As seen above, the reconstructed image gets worse (more noisy) when it is applied to latter layers of the network; this is because the image output at those layers are more abstracted from the original input image. This is clear from the minimum content loss obtained for content reconstruction at each layer: 0.0, 0.000177, 0.109410, (these values are for a 300-step optimization). Accordingly, we chose to use content loss at the second layer (conv_2) since that's the deepest we can go without noticeable noise.
Here are a few more examples of content reconstruction for different content images using 2 random-noise image inputs each trained for 300 steps:
As see above, the reconstructed images are slightly blurry, though quite similar to the original image. This may be due to the fact that content reconstruction was performed at layer 2, which is slighly abstracted away from the original image. Additionally, even though the two reconstructed images for each example started off as randomly-generated noise, they both look almost identical; this is because the minimum content loss obtained for either of these images was extremely small (around 0.0001). This shows that our content reconstruction operation is working as expected.
This time around, we focused on style-space loss; the steps were similar to those in the previous section. Below is the image used for the texture synthesis experiments; the image was (manually) reshaped to have the same dimensions as the content image (since they need to match so that pixel-by-pixel loss can be computed).
To compute the difference in styles between two images, we used the Gram matrix followed by the mean-squared error (MSE) function as in content-loss calculation.
In place of adding content-loss layers in the pre-trained VGG-19 net model, we now used style-loss layers; everything else is exactly as it was in the previous section.
Finally, we added the optimization step for style-space loss. Rather than creating a separate optimization function, we simply added two flags—use_content & use_style—to select the right losses for calculation.
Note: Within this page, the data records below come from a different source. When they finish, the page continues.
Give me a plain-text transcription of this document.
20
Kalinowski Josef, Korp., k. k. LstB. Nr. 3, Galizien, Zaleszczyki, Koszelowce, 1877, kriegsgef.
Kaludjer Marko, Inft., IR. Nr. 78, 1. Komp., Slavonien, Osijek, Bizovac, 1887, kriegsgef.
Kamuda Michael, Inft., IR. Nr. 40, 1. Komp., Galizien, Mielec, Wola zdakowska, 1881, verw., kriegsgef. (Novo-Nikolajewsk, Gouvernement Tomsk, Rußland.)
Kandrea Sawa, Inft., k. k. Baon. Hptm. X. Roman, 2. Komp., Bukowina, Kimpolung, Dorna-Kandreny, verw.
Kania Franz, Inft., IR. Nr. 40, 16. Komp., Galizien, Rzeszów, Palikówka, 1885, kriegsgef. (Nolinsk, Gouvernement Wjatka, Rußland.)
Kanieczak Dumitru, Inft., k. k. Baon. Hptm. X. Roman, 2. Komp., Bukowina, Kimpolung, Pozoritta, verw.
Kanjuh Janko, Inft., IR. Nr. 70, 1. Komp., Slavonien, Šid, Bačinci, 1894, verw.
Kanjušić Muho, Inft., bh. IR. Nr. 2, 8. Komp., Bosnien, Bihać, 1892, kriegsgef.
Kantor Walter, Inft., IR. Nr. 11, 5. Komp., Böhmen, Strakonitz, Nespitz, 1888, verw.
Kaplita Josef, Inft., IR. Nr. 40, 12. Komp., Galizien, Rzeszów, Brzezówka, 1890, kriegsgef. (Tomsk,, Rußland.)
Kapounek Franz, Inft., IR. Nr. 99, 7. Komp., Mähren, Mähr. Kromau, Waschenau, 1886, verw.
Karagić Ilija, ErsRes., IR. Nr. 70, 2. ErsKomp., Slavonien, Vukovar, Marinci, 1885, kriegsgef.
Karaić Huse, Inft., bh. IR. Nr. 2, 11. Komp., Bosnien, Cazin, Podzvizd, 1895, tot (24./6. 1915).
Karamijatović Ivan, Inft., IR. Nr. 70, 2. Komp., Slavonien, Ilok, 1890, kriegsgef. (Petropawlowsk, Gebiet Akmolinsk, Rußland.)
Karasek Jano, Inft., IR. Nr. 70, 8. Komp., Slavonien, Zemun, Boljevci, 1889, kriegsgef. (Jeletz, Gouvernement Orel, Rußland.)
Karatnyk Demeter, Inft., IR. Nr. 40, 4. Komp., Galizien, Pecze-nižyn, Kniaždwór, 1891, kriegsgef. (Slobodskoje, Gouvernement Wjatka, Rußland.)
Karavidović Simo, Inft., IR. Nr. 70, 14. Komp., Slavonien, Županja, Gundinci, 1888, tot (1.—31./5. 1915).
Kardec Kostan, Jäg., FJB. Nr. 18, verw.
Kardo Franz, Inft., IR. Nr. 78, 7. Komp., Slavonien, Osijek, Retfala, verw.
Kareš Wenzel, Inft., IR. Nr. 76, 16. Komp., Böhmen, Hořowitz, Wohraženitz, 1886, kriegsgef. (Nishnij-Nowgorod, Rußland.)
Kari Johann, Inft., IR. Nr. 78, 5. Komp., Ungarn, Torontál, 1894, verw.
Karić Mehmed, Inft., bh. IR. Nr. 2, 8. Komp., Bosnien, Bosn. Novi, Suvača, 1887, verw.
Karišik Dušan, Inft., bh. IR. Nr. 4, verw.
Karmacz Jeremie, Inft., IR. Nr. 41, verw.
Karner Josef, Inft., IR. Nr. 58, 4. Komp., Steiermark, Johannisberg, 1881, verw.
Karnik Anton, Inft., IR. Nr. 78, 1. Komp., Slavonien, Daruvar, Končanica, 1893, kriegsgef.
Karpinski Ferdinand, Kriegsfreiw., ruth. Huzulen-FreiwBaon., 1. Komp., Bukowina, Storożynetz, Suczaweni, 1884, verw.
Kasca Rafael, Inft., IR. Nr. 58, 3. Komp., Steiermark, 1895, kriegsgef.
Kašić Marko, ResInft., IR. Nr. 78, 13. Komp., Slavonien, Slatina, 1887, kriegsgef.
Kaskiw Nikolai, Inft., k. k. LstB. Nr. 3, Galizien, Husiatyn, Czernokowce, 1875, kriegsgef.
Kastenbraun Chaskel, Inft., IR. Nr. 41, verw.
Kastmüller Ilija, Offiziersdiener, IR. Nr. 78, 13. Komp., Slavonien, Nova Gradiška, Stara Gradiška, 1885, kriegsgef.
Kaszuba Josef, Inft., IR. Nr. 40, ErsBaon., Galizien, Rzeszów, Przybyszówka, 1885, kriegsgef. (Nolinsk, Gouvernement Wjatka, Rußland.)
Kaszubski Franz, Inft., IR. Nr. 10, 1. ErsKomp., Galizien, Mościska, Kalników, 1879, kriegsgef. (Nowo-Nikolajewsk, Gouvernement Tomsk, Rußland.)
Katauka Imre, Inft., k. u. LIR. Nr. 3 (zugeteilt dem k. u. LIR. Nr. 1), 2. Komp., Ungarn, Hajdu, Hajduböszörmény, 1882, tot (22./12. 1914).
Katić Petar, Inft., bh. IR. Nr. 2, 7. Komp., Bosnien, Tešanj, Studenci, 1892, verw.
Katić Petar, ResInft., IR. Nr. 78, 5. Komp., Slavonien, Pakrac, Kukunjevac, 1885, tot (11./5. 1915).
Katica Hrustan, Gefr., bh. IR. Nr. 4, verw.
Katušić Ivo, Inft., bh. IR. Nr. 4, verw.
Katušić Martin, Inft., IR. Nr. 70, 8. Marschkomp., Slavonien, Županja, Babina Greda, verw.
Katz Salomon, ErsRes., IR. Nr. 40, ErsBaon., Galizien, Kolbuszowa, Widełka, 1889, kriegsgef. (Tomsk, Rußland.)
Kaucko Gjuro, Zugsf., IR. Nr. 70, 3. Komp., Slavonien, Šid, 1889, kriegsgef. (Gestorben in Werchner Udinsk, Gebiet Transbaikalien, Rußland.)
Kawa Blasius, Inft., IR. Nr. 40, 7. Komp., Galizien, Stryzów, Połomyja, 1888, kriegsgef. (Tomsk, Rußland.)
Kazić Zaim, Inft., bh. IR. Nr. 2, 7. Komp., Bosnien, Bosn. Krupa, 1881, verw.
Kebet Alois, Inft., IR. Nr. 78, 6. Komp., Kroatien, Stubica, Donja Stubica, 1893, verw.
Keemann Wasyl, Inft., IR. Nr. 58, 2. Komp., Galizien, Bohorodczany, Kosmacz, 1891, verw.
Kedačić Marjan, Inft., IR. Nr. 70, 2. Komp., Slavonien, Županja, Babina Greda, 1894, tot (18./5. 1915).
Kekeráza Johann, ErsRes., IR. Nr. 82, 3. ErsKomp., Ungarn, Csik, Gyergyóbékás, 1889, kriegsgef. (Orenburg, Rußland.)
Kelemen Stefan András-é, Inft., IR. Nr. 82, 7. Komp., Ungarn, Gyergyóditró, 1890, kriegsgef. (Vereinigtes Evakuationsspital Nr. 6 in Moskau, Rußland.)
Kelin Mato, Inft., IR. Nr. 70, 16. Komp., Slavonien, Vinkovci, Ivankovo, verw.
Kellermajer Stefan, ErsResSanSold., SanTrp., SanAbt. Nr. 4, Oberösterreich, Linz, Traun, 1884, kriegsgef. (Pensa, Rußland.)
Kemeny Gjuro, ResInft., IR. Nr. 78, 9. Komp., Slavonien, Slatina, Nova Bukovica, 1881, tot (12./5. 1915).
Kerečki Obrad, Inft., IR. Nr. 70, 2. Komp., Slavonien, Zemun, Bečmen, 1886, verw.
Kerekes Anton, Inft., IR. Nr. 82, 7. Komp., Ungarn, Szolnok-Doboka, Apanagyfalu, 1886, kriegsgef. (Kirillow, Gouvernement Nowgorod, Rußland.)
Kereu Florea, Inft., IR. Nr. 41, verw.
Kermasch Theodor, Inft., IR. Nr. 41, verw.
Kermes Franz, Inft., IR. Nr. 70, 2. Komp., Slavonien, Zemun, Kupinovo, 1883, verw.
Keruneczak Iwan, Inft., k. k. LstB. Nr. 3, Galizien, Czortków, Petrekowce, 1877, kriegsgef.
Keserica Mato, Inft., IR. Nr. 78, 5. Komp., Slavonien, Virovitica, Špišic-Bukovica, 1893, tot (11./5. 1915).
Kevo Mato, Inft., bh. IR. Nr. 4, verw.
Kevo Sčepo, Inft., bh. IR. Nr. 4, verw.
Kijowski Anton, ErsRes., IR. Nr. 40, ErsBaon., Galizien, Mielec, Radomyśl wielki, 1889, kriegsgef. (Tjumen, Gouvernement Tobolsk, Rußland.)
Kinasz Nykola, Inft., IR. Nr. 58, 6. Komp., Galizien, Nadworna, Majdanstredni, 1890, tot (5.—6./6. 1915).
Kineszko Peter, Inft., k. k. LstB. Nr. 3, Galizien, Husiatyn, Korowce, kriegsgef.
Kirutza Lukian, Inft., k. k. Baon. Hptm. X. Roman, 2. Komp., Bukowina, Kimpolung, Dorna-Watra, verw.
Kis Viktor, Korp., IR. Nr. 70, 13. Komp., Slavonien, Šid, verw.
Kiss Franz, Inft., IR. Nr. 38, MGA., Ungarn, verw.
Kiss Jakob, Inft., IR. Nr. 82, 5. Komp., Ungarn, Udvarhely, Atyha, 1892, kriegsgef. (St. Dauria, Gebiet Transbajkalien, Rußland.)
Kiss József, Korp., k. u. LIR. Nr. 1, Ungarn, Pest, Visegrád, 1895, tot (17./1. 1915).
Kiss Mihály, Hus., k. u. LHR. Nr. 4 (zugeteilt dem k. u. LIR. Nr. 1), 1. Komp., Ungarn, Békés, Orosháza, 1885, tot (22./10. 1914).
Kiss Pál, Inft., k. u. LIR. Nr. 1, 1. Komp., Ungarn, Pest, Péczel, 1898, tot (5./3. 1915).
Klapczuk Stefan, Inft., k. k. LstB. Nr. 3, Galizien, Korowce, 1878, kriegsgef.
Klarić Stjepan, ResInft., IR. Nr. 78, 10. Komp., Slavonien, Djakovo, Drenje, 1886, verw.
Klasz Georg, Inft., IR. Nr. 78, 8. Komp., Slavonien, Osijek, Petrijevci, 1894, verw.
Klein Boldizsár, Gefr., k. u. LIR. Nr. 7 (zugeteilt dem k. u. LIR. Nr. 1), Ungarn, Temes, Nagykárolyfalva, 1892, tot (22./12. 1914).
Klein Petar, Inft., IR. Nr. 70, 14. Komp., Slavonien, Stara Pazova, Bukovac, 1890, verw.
Just like with content loss, we tried applying the style-loss function at each layer of the VGG-19 net model. Results are shown below.
As seen above, applying style loss optimization to different layers of the VGG-19 net model results in different textures. Among these, the layer-2 optimization output seems to be the smoothest (the layer-1 output is a close second); there is a varying degree of noise in the other outputs. Accordingly, we decided to use style loss on layer 1 & 2. The result for this combined loss optimization is as follows:
Below are a few more examples of texture synthesis for different style images using 2 random-noise image inputs each trained for 300 steps (layer 1 & 2 are used as before):
The textures generated resemble the colors in the original input images. Since random noise was used as the input, the two texture images generated for each example are different, though the patterns are quite similar. Accordingly, the texture synthesis step is also working as expected.
After having tested both content-space loss and style-space loss independently, we now put them both together to perform style transfer. The results are included in this section.
The following values were used for generating the results in this section:
We also compared the difference between using the content image vs white noise as the input image (up till this point of the assignment, only white noise was used). Below are the content and style images used.
For both possible input images, we perform the style transfer operation for 100 optimization steps. Below are the outputs.
The runtimes for the style transfer using noise vs content image as input were 93.78 and 102.66 seconds, respectively (these runtimes are large even for 100 steps since a CPU was used). Using the content image as the input makes the optimization step take slightly longer (though they are still comparable) but the output is a lot better than when using noise as the input. The left image looks very noisy as compared to the right since the Neural Net has not yet (at 100 steps) understood the content of the image; using the content as the input skips this step, making the output look smooth every early on in training.
(Note: White noise was used as input in these images.)